When you become a homeowner and want to tackle some basic home improvement projects, you will inevitably become familiar with the materials used, such as thermofoil and laminate. Understanding the difference between these two materials, commonly associated with cabinets, counter tops, floors and more, requires a basic knowledge of each. Ultimately, thermofoil differs from laminate in a very fundamental way, appearing in more limited applications than laminate.

...
Contact a local contractor for laminate and thermofoil options.

Laminate

Laminate is a generic term that refers to any substance used to coat or cover another substance. In the home, laminate appears on floors, counters, cabinets and even wood surfaces, including bookshelves. Laminate for cabinets and counter tops almost always constitutes a form of plastic created by mixing paper and plastic resin. This substance hardens to form a bond with other materials, creating a protective layer. Outside the home, laminates also contain mostly plastic, though some metal laminates exist.

Thermofoil

Thermofoil is a laminating material on medium density fiberboard (MDF). Manufacturers use MDF primarily in the construction of doors and cabinets due to the material's resemblance to wood. MDF is a mixture of sawdust and bonding material, such as glue, that hardens to form a surface in the shape of any mold in which you pour it. Manufacturers laminate MDF with thermofoil, a type of vinyl covering that contains PVC, to give it sheen and additional protection. Thermofoil creates a seamless and stain-resistant coating on MDF, though it chips easily. MDF contains formaldehyde, a toxic chemical.

Terminology

The fundamental differences between thermofoil and laminate stem from their terminology. Laminate refers to any type of material used in the laminating process, whereas thermofoil constitutes a very specific type of PVC vinyl coating. Thermofoil comprises just one of the numerous laminates used in and around the home.
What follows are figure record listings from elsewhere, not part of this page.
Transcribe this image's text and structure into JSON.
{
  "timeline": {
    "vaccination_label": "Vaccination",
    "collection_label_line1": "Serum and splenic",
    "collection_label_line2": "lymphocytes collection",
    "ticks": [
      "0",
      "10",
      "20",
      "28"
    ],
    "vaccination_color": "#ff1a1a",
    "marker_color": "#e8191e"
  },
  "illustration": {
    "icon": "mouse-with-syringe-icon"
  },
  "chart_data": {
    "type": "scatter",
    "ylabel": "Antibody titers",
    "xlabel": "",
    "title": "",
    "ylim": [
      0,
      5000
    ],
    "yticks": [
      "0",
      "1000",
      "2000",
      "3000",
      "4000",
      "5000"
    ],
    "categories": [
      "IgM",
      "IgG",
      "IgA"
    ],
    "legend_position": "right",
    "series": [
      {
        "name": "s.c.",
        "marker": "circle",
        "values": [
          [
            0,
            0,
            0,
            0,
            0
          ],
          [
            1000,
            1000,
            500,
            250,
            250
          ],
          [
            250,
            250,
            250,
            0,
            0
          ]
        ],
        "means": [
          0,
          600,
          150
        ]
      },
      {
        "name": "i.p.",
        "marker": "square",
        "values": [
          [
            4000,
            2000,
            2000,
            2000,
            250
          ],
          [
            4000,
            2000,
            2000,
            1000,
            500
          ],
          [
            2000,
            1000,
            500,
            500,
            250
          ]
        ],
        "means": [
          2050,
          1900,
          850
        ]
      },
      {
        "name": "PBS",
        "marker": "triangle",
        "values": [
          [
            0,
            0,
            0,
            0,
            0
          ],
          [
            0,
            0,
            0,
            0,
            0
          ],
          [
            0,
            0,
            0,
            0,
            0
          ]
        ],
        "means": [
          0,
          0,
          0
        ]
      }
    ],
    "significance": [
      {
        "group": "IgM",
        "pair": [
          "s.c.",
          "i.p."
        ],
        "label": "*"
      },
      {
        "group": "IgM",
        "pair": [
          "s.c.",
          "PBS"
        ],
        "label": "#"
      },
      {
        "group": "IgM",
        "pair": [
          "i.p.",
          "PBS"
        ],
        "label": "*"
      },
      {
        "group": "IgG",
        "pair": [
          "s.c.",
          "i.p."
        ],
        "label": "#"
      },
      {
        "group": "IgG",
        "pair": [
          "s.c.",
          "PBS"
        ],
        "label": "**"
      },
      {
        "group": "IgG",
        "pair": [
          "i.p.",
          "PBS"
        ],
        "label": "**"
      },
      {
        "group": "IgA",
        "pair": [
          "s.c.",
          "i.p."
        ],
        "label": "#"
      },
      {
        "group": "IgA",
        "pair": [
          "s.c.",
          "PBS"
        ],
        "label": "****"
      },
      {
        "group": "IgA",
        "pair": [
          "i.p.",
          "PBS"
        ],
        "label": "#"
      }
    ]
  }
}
Though thermofoil refers to a very specific type of laminate, companies that manufacture thermofoil or thermofoil-coated materials may use different processes in the creation and application of thermofoil.

Applications

Thermofoil only appears on cabinets, doors and other surfaces made of MDF. Laminate, on the other hand, appears in a wide variety of products, ranging from erasable whiteboards to photographs, floors and metal sinks. Dentists even use various types of laminates on teeth to protect them while creating a natural look. Though thermofoil is available for only very limited applications, it comes in a variety of colors so that MDF products resemble the natural wood products they mimic.